Planck, the originator of quantum theory, received the Nobel Prize for physics in 1918.

Cambridge physicist, Sir Arthur Eddington,  wrote, “The universe is of the nature of a thought or sensation in a universal Mind … To put the conclusion crudely — the stuff of the world is mindstuff.”

During WW1 Sir Arthur collaborated with Albert Einstein to prove Einstein’s new theory on gravity. This was made into an excellent film, Einstein and Eddington. (I have posted a link in the Recommended section.) Eddington was renowned for his ability to explain relativity in understandable terms, and his lectures on this topic were compiled in a book, The Mathematical Theory of Relativity, which Albert Einstein suggested was “the finest presentation of the subject in any language.”

Albert Einstein himself, as well as Stephen Hawking, have described science as an attempt to understand the mind of God.

Copernicus made his momentous claim that the sun, not the earth, was the centre of our solar system, after studying hermeticism.

The Principle of Mentalism is the first of seven Hermetic principles. “The All is Mind; the Universe is Mental”, The Kybalion (a hermetic manuscript). Implicit in this view is the notion that the material world, including our compulsions, addictions, moods and attitudes, is plastic to our thought.  Human beings, viewed as individual holographic expressions of an all-encompassing Mind, may have more influence over ourselves and over the world than we can possibly imagine.

This brings us to the Sixth Hermetic Principle, the Principle of Cause and Effect.  The world, and our reaction to it, are the effects of thinking. Can we move mountains with our thinking?

In The Matrix, Neo asks Morpheus, “What are you trying to tell me? That I can dodge bullets?” Morpheus replies, “No Neo, I’m trying to tell you that when you’re ready, you won’t have to.” Perhaps we are ready once we realize who we truly are — an aspect or fragment of the Divine.

But the prevailing philosophy of determinism says that we have no choice, that we are victims of circumstances, mere pawns in the game of life, that our choice is an illusion; but the Hermeticists, rising to the plane above, learned to master their moods, compulsions, obsessions as well as the world around them by operating from a higher plane of existence, rising above what appears to be a deterministic prison.
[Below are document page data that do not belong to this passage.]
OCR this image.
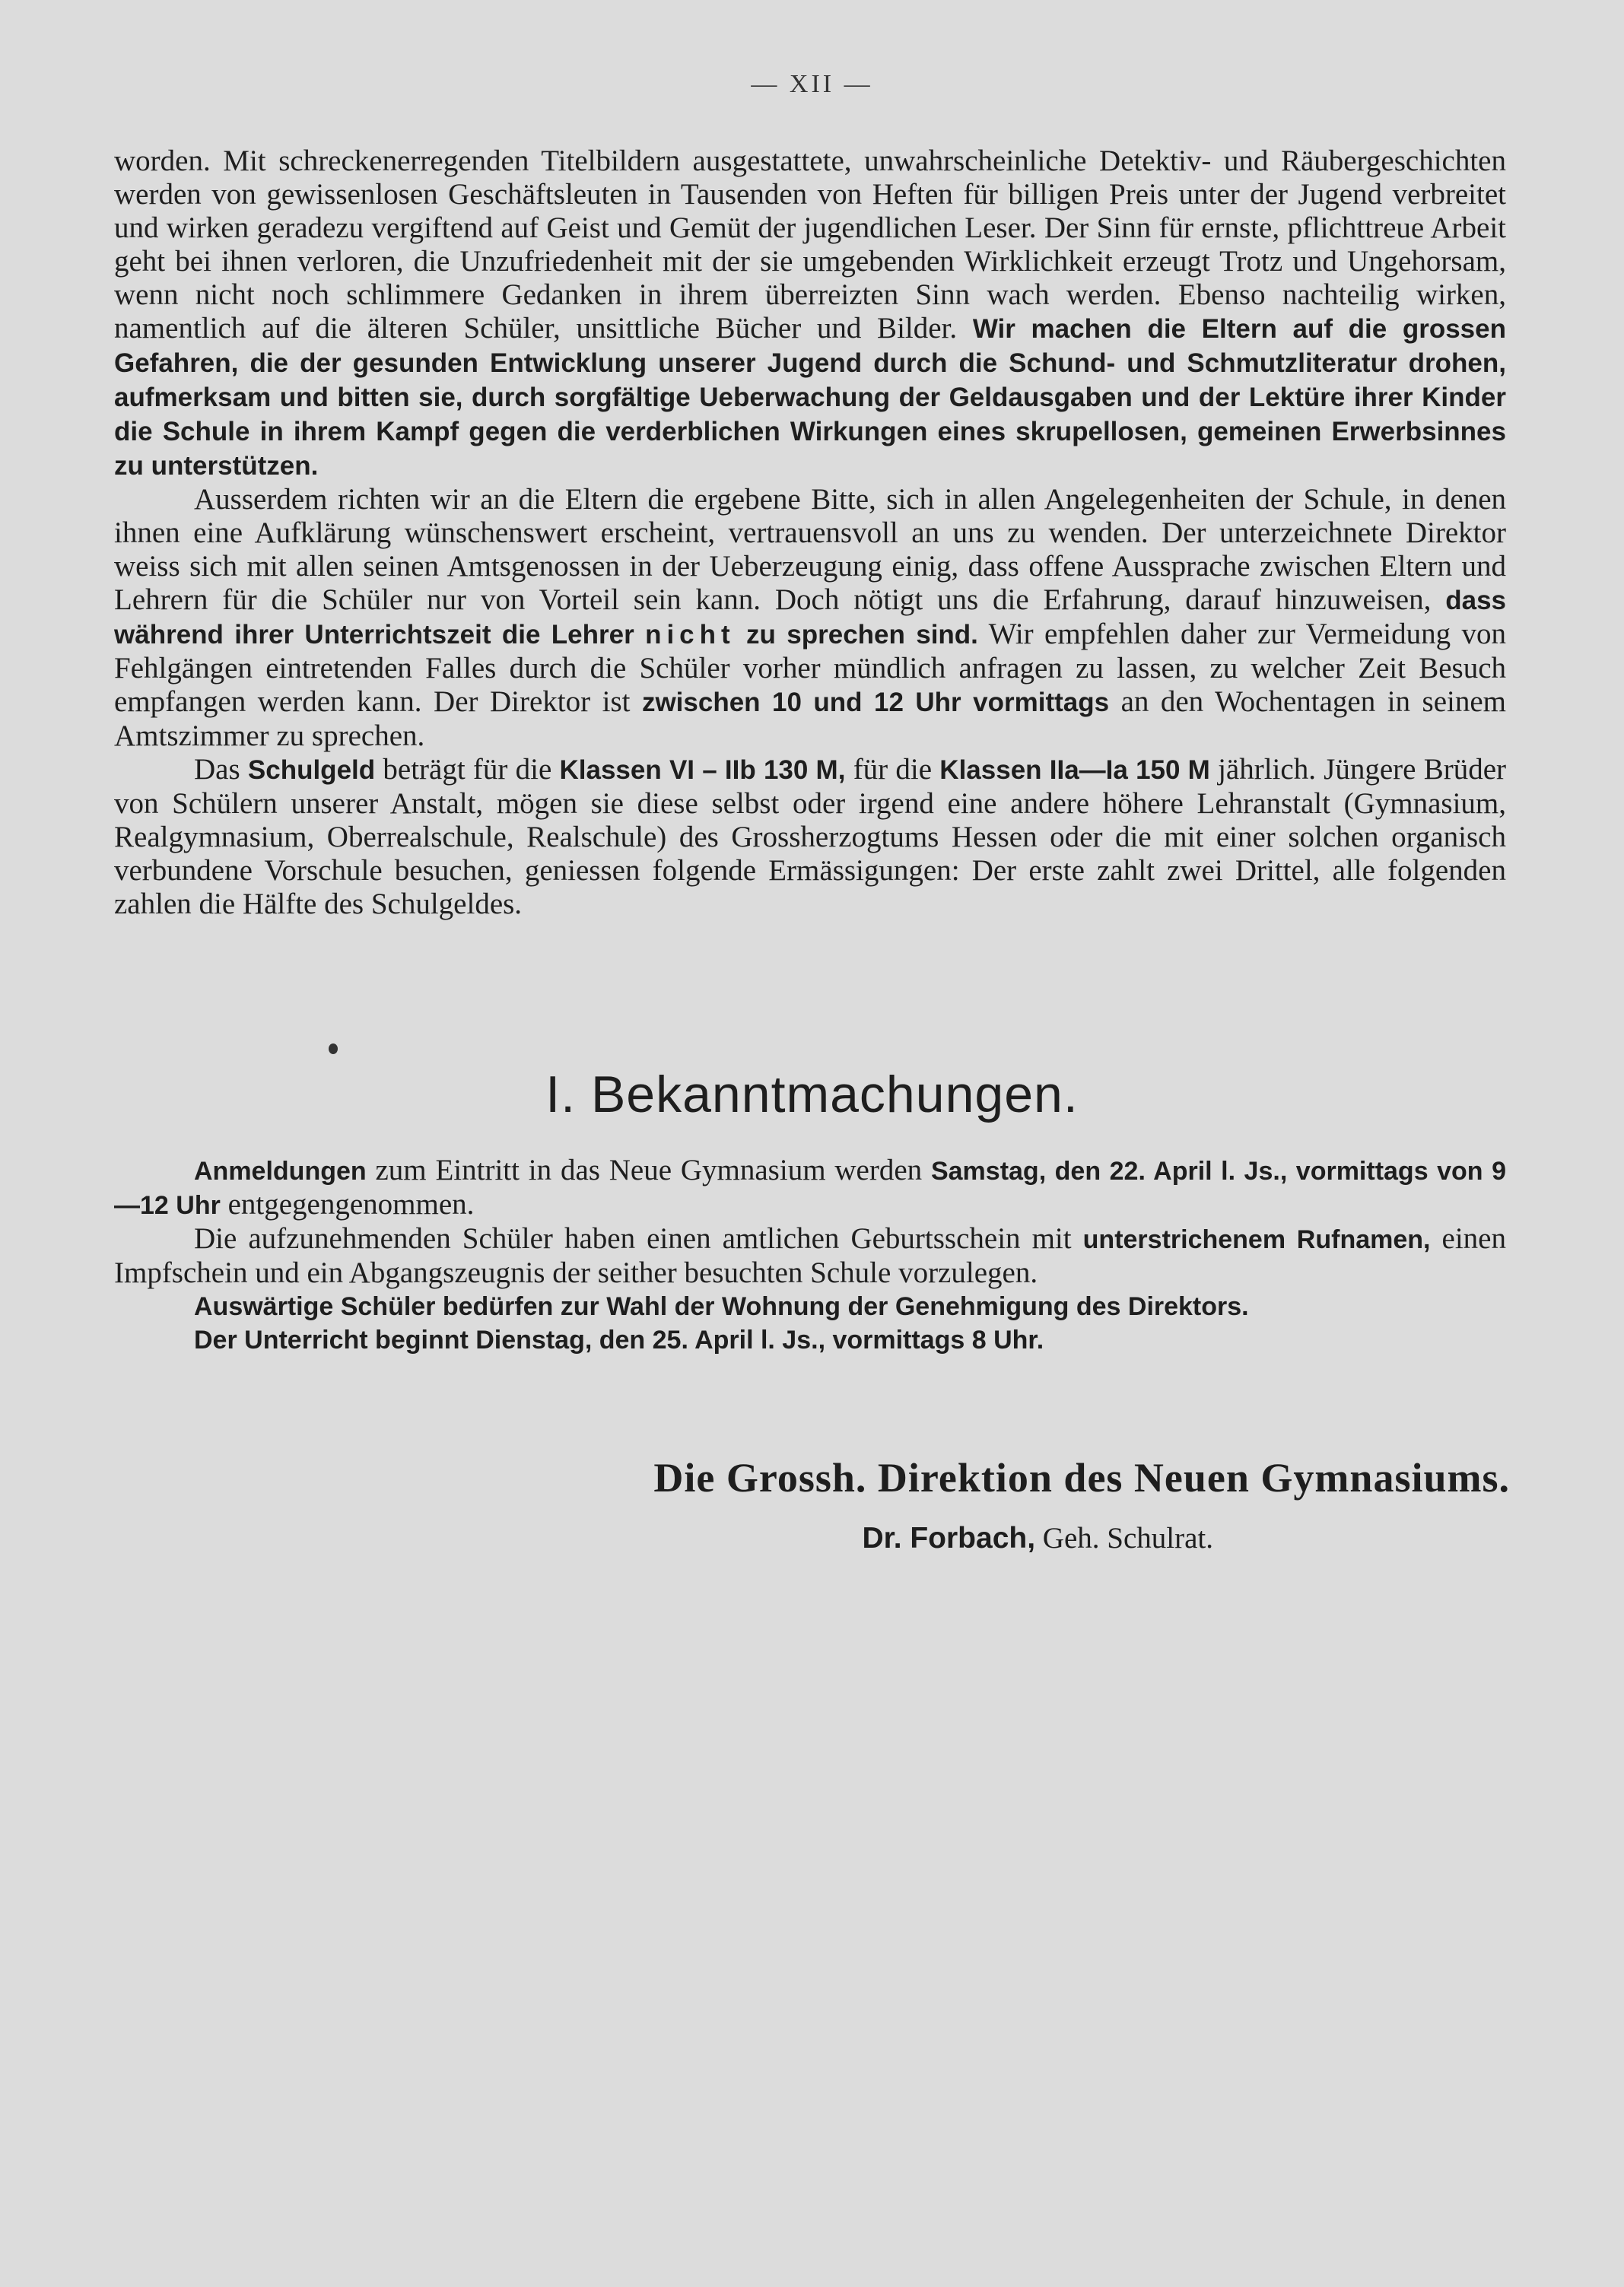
— XII —

worden. Mit schreckenerregenden Titelbildern ausgestattete, unwahrscheinliche Detektiv- und Räubergeschichten werden von gewissenlosen Geschäftsleuten in Tausenden von Heften für billigen Preis unter der Jugend verbreitet und wirken geradezu vergiftend auf Geist und Gemüt der jugendlichen Leser. Der Sinn für ernste, pflichttreue Arbeit geht bei ihnen verloren, die Unzufriedenheit mit der sie umgebenden Wirklichkeit erzeugt Trotz und Ungehorsam, wenn nicht noch schlimmere Gedanken in ihrem überreizten Sinn wach werden. Ebenso nachteilig wirken, namentlich auf die älteren Schüler, unsittliche Bücher und Bilder. Wir machen die Eltern auf die grossen Gefahren, die der gesunden Entwicklung unserer Jugend durch die Schund- und Schmutzliteratur drohen, aufmerksam und bitten sie, durch sorgfältige Ueberwachung der Geldausgaben und der Lektüre ihrer Kinder die Schule in ihrem Kampf gegen die verderblichen Wirkungen eines skrupellosen, gemeinen Erwerbsinnes zu unterstützen.

Ausserdem richten wir an die Eltern die ergebene Bitte, sich in allen Angelegenheiten der Schule, in denen ihnen eine Aufklärung wünschenswert erscheint, vertrauensvoll an uns zu wenden. Der unterzeichnete Direktor weiss sich mit allen seinen Amtsgenossen in der Ueberzeugung einig, dass offene Aussprache zwischen Eltern und Lehrern für die Schüler nur von Vorteil sein kann. Doch nötigt uns die Erfahrung, darauf hinzuweisen, dass während ihrer Unterrichtszeit die Lehrer nicht zu sprechen sind. Wir empfehlen daher zur Vermeidung von Fehlgängen eintretenden Falles durch die Schüler vorher mündlich anfragen zu lassen, zu welcher Zeit Besuch empfangen werden kann. Der Direktor ist zwischen 10 und 12 Uhr vormittags an den Wochentagen in seinem Amtszimmer zu sprechen.

Das Schulgeld beträgt für die Klassen VI – IIb 130 M, für die Klassen IIa—Ia 150 M jährlich. Jüngere Brüder von Schülern unserer Anstalt, mögen sie diese selbst oder irgend eine andere höhere Lehranstalt (Gymnasium, Realgymnasium, Oberrealschule, Realschule) des Grossherzogtums Hessen oder die mit einer solchen organisch verbundene Vorschule besuchen, geniessen folgende Ermässigungen: Der erste zahlt zwei Drittel, alle folgenden zahlen die Hälfte des Schulgeldes.

I. Bekanntmachungen.

Anmeldungen zum Eintritt in das Neue Gymnasium werden Samstag, den 22. April l. Js., vormittags von 9—12 Uhr entgegengenommen.

Die aufzunehmenden Schüler haben einen amtlichen Geburtsschein mit unterstrichenem Rufnamen, einen Impfschein und ein Abgangszeugnis der seither besuchten Schule vorzulegen.

Auswärtige Schüler bedürfen zur Wahl der Wohnung der Genehmigung des Direktors.

Der Unterricht beginnt Dienstag, den 25. April l. Js., vormittags 8 Uhr.

Die Grossh. Direktion des Neuen Gymnasiums.
Dr. Forbach, Geh. Schulrat.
They became players, rather than being played by their internalized demiurge or tossed to and fro by the will and intentions of others.

Change your thinking and change your world. Sounds easy but we all know it is not. The transmutation of base metal into gold, an allegory for mental mastery, is not easy but still possible.

Psychiatrist Victor Frankl, author of Man’s Search For Meaning, was a holocaust survivor. His story tells us we might not always dodge the bullet, but we can still retain mental mastery. He did not dodge the bullet when he lost everything in the camp. In the camp everything was taken away, except one thing, the power to choose one’s mental state. He chose to find meaning in the completion of an academic paper and this act of will saved his life. He did not dodge the bullet but, in the end, he did not have to. He survived to find out “that which does not kill us makes us stronger” (Nietzsche); yet he has the humility to admit, “the best of us did not survive”. 

On one occasion when I was discouraged about something, I picked up a book to see if I could find some words to make me feel better (a very crude from of divination). My eyes immediately fell upon a verse from Milton’s Paradise Lost: “The mind is its own place, and in itself can make a heaven of hell, a hell of heaven.”

If Victor Frankl could find meaning in Auschwitz, why then is there misery in mansions? The answer lies in the power of the mind to create within itself a heaven or a hell and to do so regardless of external circumstances.

The passage had quite an impact. After a while I put the book down and turned on the television. At that precise moment, someone was reading that very passage. Another of those astonishing synchronicities Jung wrote about, meaningful co-incidences in a meaningless world. In a meaningless world, we cancel the deficit of meaning by rising to the higher planes (pleroma) of our transcendent mental capabilities.